Le rapport analyse également la manière dont les secteurs à forte intensité de main-d'œuvre, tels que la construction et les services, sont confrontés à de graves pénuries de main-d'œuvre qui freinent l'activité.
Le fait que la BOJ se concentre de plus en plus sur l'inflation induite par les salaires est un autre signe que le Japon met fin à la lutte qu'il mène depuis 25 ans contre la déflation et la stagnation économique. Elle contraste également avec l'insistance de l'ancien gouverneur Haruhiko Kuroda à utiliser des mesures de relance radicales pour stimuler l'inflation.
"La BOJ est de plus en plus convaincue que les salaires et les prix des services vont continuer à augmenter", a déclaré l'ancien économiste en chef de la BOJ, Seisaku Kameda, aujourd'hui économiste exécutif à l'Institut Sompo Plus.
"Son rapport, la formulation de sa déclaration de politique générale et les commentaires du gouverneur sont autant d'éléments qui plaident en faveur de nouvelles hausses de taux.
Conscients du risque de dépassement de l'inflation, les membres du conseil d'administration de la BOJ ont débattu de la possibilité de nouvelles hausses des taux d'intérêt, même après avoir porté les taux à court terme à 0,5 %, comme le montre un résumé des opinions exprimées lors de la réunion de janvier.
Un avis a cité les pénuries de main-d'œuvre pour maintenir l'inflation à un niveau élevé, tandis qu'un autre a mis en garde contre le risque de "stagflation", où une inflation élevée et une croissance faible coexistent, selon le résumé.
L'orientation hawkish de la BOJ signifie que les marchés pourraient se concentrer davantage sur le langage de la banque concernant l'inflation due aux salaires, plutôt que sur son point de vue sur la consommation.
"La BOJ est de plus en plus attentive à la façon dont les conditions du marché du travail pourraient exercer une pression à la hausse sur les salaires et les prix, au-delà de ce que son estimation de l'écart de production suggère", a déclaré Ryutaro Kono, économiste en chef pour le Japon chez BNP Paribas.

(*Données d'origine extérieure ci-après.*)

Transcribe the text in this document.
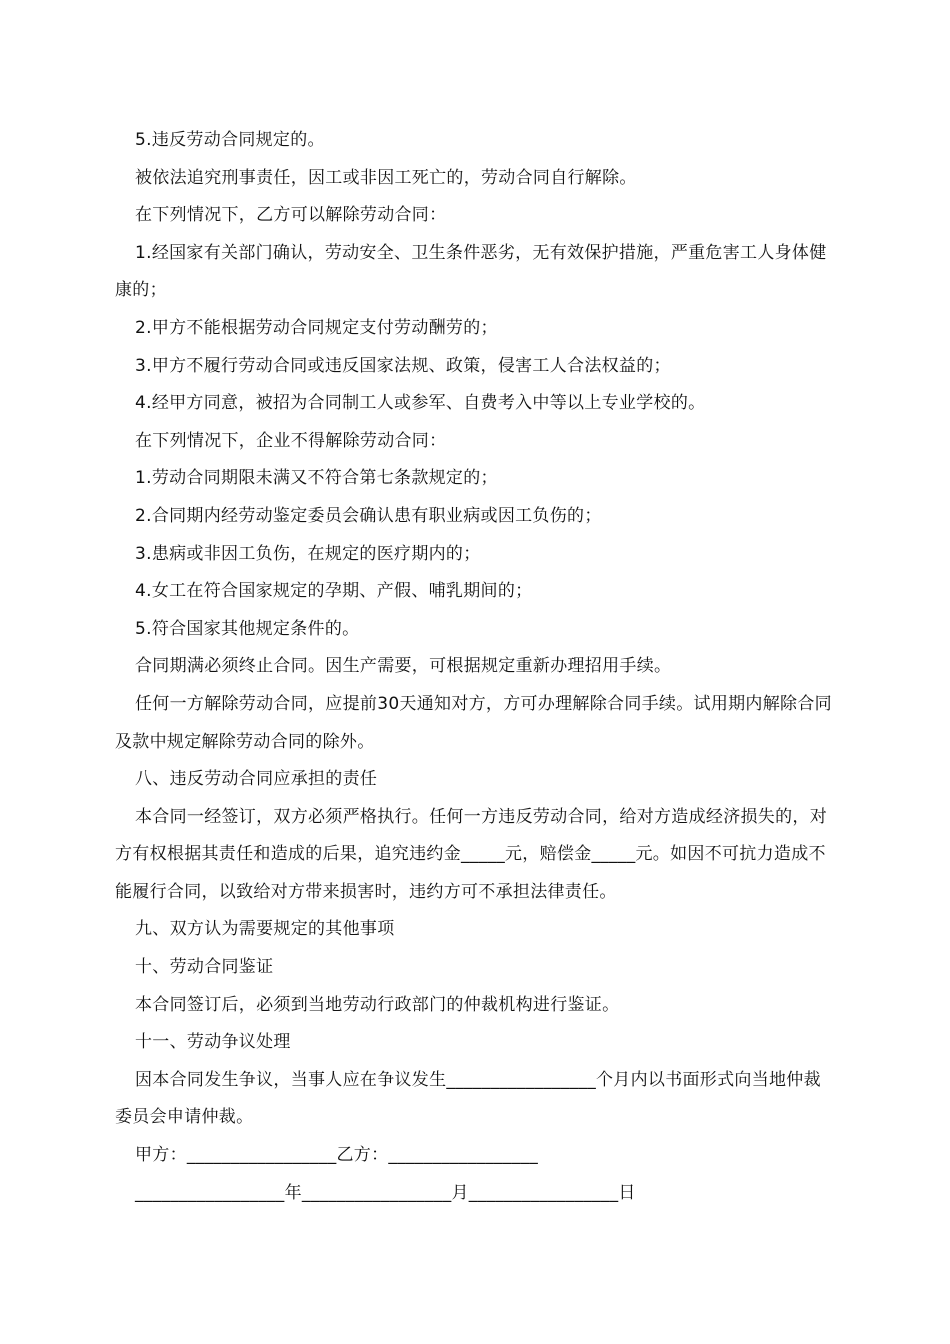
5.违反劳动合同规定的。

被依法追究刑事责任，因工或非因工死亡的，劳动合同自行解除。

在下列情况下，乙方可以解除劳动合同：

1.经国家有关部门确认，劳动安全、卫生条件恶劣，无有效保护措施，严重危害工人身体健康的；

2.甲方不能根据劳动合同规定支付劳动酬劳的；

3.甲方不履行劳动合同或违反国家法规、政策，侵害工人合法权益的；

4.经甲方同意，被招为合同制工人或参军、自费考入中等以上专业学校的。

在下列情况下，企业不得解除劳动合同：

1.劳动合同期限未满又不符合第七条款规定的；

2.合同期内经劳动鉴定委员会确认患有职业病或因工负伤的；

3.患病或非因工负伤，在规定的医疗期内的；

4.女工在符合国家规定的孕期、产假、哺乳期间的；

5.符合国家其他规定条件的。

合同期满必须终止合同。因生产需要，可根据规定重新办理招用手续。

任何一方解除劳动合同，应提前30天通知对方，方可办理解除合同手续。试用期内解除合同及款中规定解除劳动合同的除外。

八、违反劳动合同应承担的责任

本合同一经签订，双方必须严格执行。任何一方违反劳动合同，给对方造成经济损失的，对方有权根据其责任和造成的后果，追究违约金_____元，赔偿金_____元。如因不可抗力造成不能履行合同，以致给对方带来损害时，违约方可不承担法律责任。

九、双方认为需要规定的其他事项

十、劳动合同鉴证

本合同签订后，必须到当地劳动行政部门的仲裁机构进行鉴证。

十一、劳动争议处理

因本合同发生争议，当事人应在争议发生_________________个月内以书面形式向当地仲裁委员会申请仲裁。

甲方：_________________乙方：_________________

_________________年_________________月_________________日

"Bien que le facteur initial ait pu être la faiblesse du yen, la BOJ commence à reconnaître le risque que les hausses de prix se transforment en inflation domestique", a-t-il ajouté.
DOULEUR PERSISTANTE
Le vieillissement rapide de la population japonaise a entraîné une diminution du nombre de travailleurs. Le pays est confronté à un déficit de 3,4 millions de travailleurs d'ici la fin de la décennie et de 11 millions d'ici 2040, selon une étude réalisée en 2023 par l'institut Recruit Works.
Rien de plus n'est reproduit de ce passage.